Burnett, at 6-3, played tight end last year but he was moved to wide receiver. For Alston, a senior who just started playing football last year, this season has been a blast.
“I’m really happy I came out,” he said. “I really have learned to love the game.”
Adams has always loved the game, too. That love has grown a little stronger this year.
His day job is a grueling one. He is the dean of students. That means he is in charge of discipline at the school.
That is an emotional grind. He can see up to 30 students a day and hand out as many as 10 to 15 suspensions a week (always a last resort).
Adams knew what he was getting into when he took the job. Craig Buzea had the same job at Michigan City before he left for Homewood Flossmoor.
That’s why getting onto the football field is actually soothing for him.
It’s even more soothing when the success factor is like it is this year.

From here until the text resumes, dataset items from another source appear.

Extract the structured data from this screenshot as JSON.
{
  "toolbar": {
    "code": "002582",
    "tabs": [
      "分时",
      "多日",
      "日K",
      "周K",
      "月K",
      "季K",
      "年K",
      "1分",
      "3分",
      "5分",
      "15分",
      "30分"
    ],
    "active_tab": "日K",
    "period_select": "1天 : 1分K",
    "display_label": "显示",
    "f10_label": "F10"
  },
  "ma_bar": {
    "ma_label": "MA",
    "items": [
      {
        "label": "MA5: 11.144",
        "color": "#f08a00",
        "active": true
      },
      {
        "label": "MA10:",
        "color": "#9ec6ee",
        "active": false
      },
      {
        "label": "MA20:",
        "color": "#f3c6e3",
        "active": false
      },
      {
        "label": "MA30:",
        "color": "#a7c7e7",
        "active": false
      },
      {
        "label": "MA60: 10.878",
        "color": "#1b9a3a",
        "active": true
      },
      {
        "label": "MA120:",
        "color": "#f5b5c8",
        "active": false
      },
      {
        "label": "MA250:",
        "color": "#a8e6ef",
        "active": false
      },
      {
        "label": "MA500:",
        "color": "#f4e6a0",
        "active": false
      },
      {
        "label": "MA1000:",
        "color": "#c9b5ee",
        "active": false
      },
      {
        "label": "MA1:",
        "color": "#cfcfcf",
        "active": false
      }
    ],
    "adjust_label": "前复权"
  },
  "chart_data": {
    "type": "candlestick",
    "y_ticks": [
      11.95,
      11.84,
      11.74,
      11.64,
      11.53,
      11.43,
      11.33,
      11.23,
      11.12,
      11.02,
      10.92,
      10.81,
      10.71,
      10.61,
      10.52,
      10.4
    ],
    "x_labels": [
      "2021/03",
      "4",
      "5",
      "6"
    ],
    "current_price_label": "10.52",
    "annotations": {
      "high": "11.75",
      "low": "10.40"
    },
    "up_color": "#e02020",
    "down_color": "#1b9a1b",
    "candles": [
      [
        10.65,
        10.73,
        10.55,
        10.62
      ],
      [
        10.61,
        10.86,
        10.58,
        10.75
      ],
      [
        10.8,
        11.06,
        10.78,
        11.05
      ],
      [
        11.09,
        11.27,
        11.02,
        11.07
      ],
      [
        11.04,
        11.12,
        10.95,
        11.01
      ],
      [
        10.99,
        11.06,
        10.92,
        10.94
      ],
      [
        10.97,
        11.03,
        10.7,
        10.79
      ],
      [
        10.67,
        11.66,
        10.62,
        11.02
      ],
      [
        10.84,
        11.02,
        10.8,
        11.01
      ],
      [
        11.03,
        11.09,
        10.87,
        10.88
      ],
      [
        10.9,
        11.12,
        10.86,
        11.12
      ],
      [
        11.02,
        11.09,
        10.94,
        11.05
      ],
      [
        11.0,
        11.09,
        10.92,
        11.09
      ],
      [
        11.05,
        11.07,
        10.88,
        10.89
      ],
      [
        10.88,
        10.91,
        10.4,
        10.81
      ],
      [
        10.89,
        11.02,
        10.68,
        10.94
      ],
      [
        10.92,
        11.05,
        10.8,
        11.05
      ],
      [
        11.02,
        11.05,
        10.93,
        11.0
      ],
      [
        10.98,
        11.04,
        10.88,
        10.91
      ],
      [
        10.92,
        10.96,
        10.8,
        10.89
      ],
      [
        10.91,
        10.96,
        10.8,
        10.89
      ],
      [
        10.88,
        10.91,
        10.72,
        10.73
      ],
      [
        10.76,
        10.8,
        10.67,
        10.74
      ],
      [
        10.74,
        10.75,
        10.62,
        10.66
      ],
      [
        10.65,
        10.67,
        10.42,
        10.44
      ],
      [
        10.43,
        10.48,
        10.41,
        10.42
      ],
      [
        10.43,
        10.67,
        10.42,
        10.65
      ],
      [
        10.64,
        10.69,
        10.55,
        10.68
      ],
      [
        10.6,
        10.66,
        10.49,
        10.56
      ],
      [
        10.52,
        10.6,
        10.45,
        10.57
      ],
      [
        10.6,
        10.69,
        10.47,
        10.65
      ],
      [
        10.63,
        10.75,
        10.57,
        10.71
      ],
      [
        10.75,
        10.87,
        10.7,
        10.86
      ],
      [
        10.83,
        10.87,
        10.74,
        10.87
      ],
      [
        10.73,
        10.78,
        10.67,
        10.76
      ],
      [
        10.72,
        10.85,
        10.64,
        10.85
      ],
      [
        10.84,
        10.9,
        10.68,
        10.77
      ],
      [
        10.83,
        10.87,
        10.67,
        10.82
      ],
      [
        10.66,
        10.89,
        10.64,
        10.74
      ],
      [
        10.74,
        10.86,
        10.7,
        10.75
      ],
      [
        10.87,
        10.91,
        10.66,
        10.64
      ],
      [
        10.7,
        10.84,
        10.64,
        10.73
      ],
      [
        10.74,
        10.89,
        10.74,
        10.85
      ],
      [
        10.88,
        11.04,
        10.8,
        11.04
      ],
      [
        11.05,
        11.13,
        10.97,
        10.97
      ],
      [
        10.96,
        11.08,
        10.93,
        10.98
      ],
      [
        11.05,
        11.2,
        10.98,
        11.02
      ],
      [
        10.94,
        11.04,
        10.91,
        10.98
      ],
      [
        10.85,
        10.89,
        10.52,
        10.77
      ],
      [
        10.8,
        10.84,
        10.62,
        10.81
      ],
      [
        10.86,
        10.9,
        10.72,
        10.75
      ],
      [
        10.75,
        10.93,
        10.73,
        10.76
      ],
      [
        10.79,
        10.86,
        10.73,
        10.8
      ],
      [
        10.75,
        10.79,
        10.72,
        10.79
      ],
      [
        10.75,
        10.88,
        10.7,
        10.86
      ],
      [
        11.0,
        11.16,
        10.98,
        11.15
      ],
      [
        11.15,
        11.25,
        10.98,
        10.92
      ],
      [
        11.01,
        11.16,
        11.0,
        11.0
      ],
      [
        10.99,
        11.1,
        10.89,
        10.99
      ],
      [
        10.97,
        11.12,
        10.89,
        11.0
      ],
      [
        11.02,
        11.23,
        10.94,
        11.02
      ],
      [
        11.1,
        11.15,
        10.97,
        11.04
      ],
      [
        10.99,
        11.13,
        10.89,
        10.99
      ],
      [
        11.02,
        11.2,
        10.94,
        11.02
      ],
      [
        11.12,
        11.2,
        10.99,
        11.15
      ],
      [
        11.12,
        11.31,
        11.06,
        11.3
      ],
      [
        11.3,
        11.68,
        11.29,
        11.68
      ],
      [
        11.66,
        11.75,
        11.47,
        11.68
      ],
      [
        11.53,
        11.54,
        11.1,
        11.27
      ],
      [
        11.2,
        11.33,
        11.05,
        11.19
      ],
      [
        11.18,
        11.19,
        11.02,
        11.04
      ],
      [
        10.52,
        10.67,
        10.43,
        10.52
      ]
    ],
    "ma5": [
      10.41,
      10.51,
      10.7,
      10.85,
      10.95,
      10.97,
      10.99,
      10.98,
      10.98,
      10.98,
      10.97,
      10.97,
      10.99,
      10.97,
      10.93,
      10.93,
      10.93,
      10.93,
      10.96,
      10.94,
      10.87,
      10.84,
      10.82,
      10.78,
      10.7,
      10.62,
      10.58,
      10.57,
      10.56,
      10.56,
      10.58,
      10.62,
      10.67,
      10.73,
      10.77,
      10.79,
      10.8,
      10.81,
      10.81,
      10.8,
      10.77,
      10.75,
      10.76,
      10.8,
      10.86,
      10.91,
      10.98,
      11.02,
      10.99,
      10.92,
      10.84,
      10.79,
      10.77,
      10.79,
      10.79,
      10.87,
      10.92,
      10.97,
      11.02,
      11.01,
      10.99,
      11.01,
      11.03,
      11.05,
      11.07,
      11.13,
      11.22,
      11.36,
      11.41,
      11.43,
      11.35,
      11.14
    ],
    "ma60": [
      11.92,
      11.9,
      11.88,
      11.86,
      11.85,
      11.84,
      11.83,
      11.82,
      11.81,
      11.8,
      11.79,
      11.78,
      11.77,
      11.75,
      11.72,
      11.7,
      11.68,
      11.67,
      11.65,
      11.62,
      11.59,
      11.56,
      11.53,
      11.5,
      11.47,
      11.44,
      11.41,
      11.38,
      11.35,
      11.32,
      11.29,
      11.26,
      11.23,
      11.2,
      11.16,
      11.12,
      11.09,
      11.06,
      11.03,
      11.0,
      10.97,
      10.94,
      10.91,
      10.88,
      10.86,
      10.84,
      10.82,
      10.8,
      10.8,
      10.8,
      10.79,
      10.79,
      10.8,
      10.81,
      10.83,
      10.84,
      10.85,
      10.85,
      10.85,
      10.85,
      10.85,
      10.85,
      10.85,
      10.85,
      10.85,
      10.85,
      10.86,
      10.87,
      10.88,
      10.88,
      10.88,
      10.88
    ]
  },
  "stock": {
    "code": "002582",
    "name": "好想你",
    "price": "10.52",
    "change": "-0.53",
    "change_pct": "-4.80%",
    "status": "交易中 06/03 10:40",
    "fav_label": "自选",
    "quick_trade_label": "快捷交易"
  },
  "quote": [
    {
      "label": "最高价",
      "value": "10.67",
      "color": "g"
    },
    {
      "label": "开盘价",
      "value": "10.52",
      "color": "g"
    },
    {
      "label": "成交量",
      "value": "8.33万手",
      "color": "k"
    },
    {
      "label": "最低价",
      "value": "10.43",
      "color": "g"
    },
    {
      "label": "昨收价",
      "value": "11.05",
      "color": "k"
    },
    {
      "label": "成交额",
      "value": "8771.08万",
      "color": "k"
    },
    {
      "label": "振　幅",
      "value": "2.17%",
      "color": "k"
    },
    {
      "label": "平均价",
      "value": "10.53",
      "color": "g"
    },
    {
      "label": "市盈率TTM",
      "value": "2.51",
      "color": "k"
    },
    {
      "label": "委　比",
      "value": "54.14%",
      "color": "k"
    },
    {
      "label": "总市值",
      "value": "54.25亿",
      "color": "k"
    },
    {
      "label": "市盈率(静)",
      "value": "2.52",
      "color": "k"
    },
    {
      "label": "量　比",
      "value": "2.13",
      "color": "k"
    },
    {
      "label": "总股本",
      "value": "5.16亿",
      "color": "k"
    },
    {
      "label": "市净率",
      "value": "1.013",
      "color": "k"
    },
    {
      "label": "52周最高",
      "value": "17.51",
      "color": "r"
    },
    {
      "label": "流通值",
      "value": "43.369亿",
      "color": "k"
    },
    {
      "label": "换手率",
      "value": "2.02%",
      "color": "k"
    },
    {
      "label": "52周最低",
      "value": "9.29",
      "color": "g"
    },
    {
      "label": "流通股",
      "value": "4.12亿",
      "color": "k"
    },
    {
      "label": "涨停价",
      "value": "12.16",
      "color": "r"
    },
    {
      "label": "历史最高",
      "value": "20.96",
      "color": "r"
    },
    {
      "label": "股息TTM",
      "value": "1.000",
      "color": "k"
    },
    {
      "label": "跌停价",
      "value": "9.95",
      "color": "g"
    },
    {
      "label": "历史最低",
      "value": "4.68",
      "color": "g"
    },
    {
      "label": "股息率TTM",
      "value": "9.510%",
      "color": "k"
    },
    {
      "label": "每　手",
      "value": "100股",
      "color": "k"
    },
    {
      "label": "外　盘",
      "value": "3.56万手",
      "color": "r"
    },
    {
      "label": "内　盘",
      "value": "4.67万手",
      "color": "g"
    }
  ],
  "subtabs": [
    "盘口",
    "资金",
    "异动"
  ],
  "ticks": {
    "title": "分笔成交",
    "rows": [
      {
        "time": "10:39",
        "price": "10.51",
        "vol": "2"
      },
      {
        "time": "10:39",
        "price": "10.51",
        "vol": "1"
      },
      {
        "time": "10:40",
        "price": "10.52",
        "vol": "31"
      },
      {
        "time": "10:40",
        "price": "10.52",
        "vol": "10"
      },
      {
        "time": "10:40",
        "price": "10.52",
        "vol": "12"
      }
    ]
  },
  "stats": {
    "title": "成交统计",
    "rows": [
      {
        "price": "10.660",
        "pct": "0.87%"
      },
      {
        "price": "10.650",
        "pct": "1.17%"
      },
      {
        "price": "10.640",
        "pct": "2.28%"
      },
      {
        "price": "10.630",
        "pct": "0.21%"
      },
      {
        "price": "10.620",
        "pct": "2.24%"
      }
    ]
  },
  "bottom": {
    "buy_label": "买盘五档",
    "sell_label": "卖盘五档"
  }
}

The last time EC was this good was in 1991 when the Cardinals finished 10-1. They lost in the second round of the state tournament that year.
Carter called the season fun and said he’s been inspired by Adams.
“He told us after the Lake Central game there is no team better than us if we work hard,” Carter said.
The Cardinals haven’t lost since that game.
Adams wants to think the winning is the start of something more permanent for his program. Alston said there is a “little buzz” at school about the team as they prepare to play Hammond. Adams wants the buzz to last longer than this year. He wants EC to be a football/basketball school. For now, he said the team is getting better athletes but not necessarily more players.
“I don’t need 100 kids,” he said. “I’ve only got three or four coaches. Forty or 50 is enough.”
Whichever way it goes from here, Adams will be smiling, happy to work at a place that fits him like a glove, helping kids that are growing up in the same kind of neighborhood he did.